That’s something like 25 million every week versus 5,000 prescriptions, maybe 6,000 per week for ZORYVE and the other new non-steroidal combined. So we’re really just tracking the surface in terms of the opportunity for ZORYVE. We believe that there are three critical elements for making that conversion happened. The first one is that prescribers need to see a need, a reason to change and move away from topical steroids. The second is that ZORYVE needs to provide a product profile that satisfies the needs of prescribers and patients. And the third one is it needs to be as easy to rate ZORYVE as it is for their next topical steroid. Thanks. That all sounds great, but is that possible? If you go to the next slide, to slide 10, we’re showing here several different markets where you had a stable, mature and generic market and then an introduction of a new class of drugs.

And what you can see in each one of these instances is that there is a very significant conversion over time as well as some significant market growth actually in a couple of instances, with the introduction of that new class of drugs. And so you’re looking at examples here from the anti-coagulation market, the conversion from warfarin over to factor Xa, the schizophrenia market, the conversion of neuroleptics over to atypical antipsychotics, the GERD market with conversion of H2 to PPI. And then most recently, the conversion of the oral migraine market from triptans over to the oral CGRPs, which is still very early days, but you can see a very rapid conversion trend even in that market. If you go to slide 11, as you look across all these markets, and we’re actually — we were showing also the anti-depressant market and the conversion of TCA to SSRI.
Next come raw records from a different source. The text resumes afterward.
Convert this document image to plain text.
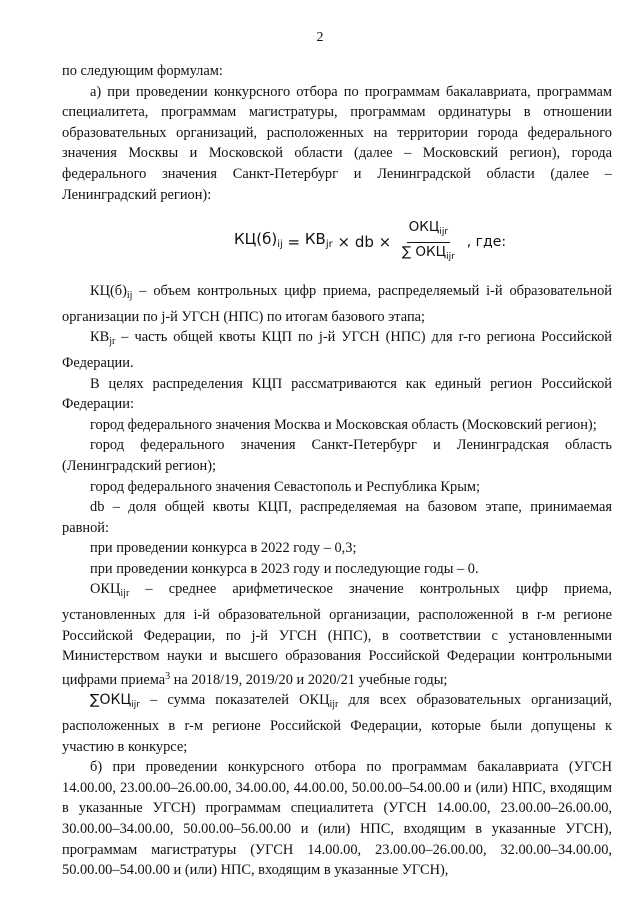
2

по следующим формулам:

а) при проведении конкурсного отбора по программам бакалавриата, программам специалитета, программам магистратуры, программам ординатуры в отношении образовательных организаций, расположенных на территории города федерального значения Москвы и Московской области (далее – Московский регион), города федерального значения Санкт-Петербург и Ленинградской области (далее – Ленинградский регион):

$КЦ(б)_{ij} = КВ_{jr}$ × db × $\frac{ОКЦ_{ijr}}{\sum ОКЦ_{ijr}}$ , где:

$КЦ(б)_{ij}$ – объем контрольных цифр приема, распределяемый i-й образовательной организации по j-й УГСН (НПС) по итогам базового этапа;

$КВ_{jr}$ – часть общей квоты КЦП по j-й УГСН (НПС) для r-го региона Российской Федерации.

В целях распределения КЦП рассматриваются как единый регион Российской Федерации:

город федерального значения Москва и Московская область (Московский регион);

город федерального значения Санкт-Петербург и Ленинградская область (Ленинградский регион);

город федерального значения Севастополь и Республика Крым;

db – доля общей квоты КЦП, распределяемая на базовом этапе, принимаемая равной:

при проведении конкурса в 2022 году – 0,3;

при проведении конкурса в 2023 году и последующие годы – 0.

$ОКЦ_{ijr}$ – среднее арифметическое значение контрольных цифр приема, установленных для i-й образовательной организации, расположенной в r-м регионе Российской Федерации, по j-й УГСН (НПС), в соответствии с установленными Министерством науки и высшего образования Российской Федерации контрольными цифрами приема$^3$ на 2018/19, 2019/20 и 2020/21 учебные годы;

$\sum ОКЦ_{ijr}$ – сумма показателей $ОКЦ_{ijr}$ для всех образовательных организаций, расположенных в r-м регионе Российской Федерации, которые были допущены к участию в конкурсе;

б) при проведении конкурсного отбора по программам бакалавриата (УГСН 14.00.00, 23.00.00–26.00.00, 34.00.00, 44.00.00, 50.00.00–54.00.00 и (или) НПС, входящим в указанные УГСН) программам специалитета (УГСН 14.00.00, 23.00.00–26.00.00, 30.00.00–34.00.00, 50.00.00–56.00.00 и (или) НПС, входящим в указанные УГСН), программам магистратуры (УГСН 14.00.00, 23.00.00–26.00.00, 32.00.00–34.00.00, 50.00.00–54.00.00 и (или) НПС, входящим в указанные УГСН),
What you can see is over time, there is a very dramatic shift to the new class of drugs and that growth — that shift continues throughout the life cycle of the product. And on average, about 50% of these markets all converted by year seven or year eight after the introduction of a new class of drugs. And when you think about those 12 million prescriptions I talked about, is 50% of that market converted over to new novel non-steroidal, I think that gives you some sense of the true opportunity for ZORYVE. So, if you move on to slide 11 — sorry, I’m on slide 12. So I want to take just a moment and have Patrick comment on the first of these three elements around what we’re hearing from the dermatology community about the need to shift away from topical steroids.

Patrick?

Patrick Burnett: Yes. As Frank mentioned, one key to moving dermatologists from topical steroids to newer non-steroidal alternatives is a recognition within the specialty that a change is needed. Recall last year at our Investor Day held during the AAD, we noted a change in the field regarding the surging interest in topical non-steroidal treatments. This has continued to build, fueled by multiple approvals, including ZORYVE across both psoriasis and atopic dermatitis. The derm community, with KOLs leading from the front, is educating that steroids were fine when there were no other acceptable options, but this has changed with the introduction of the new novel non-steroidals. They’ve noted the changing standard of care and raised questions about the clinical appropriateness of using topical steroids to manage these conditions chronically in the current environment.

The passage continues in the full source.